39 yıl sonra Toza Sor'u bir daha okudum. Fante'nin bütün kitapları bugün de tazeliğini koruyor. Ama benim favorim Toza Sor, çünkü sihiri keşfettiğim ilk kitaptı. Dago Kırmızı ve Bahara Dek Bekle, Bandini'den başka kitapları da var Fante' nin. Hayat Dolu ve Üzümün Kardeşliği. Şu anda Fante, Bunker Hill Düşü adlı yeni bir roman yazıyor.

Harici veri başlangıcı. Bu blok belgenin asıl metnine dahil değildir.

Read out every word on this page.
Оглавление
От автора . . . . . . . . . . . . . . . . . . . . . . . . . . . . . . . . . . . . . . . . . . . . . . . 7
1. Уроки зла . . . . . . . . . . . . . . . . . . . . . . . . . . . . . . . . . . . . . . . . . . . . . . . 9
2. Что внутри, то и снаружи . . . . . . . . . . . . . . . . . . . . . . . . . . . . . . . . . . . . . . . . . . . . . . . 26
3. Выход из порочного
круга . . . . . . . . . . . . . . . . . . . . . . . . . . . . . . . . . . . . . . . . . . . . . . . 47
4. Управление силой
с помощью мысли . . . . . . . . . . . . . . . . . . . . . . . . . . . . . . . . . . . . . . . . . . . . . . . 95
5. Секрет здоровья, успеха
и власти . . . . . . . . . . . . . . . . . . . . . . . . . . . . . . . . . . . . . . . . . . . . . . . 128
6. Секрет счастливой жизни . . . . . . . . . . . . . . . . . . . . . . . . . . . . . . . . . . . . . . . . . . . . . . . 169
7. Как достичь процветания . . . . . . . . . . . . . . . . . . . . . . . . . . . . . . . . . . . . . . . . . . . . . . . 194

Fante'yi nihayet bu sene, çok farklı koşullarda tanıdım. Fante'nin öyküsü bu kadarla kalmıyor. Şansızlık, bahtsızlık ve ender bulunur bir cesaretin öyküsüdür onunki. Bir gün anlatılacaktır, ama burada anlatmamı istemediğini hissediyorum. Ama şu kadarını söyleyeyim; sözü nasıl yazdıysa hayatı da öyle yaşadı; güçlü, iyi ve yürekten. Yeter. Şimdi kitap sizin.


John Fante'nin Toza Sor Adlı Romanına Charles Bukowski Tarafından Yazılmış Önsöz

6/5/1979

18 Ekim 2022 Salı

"Umut Tarlaları"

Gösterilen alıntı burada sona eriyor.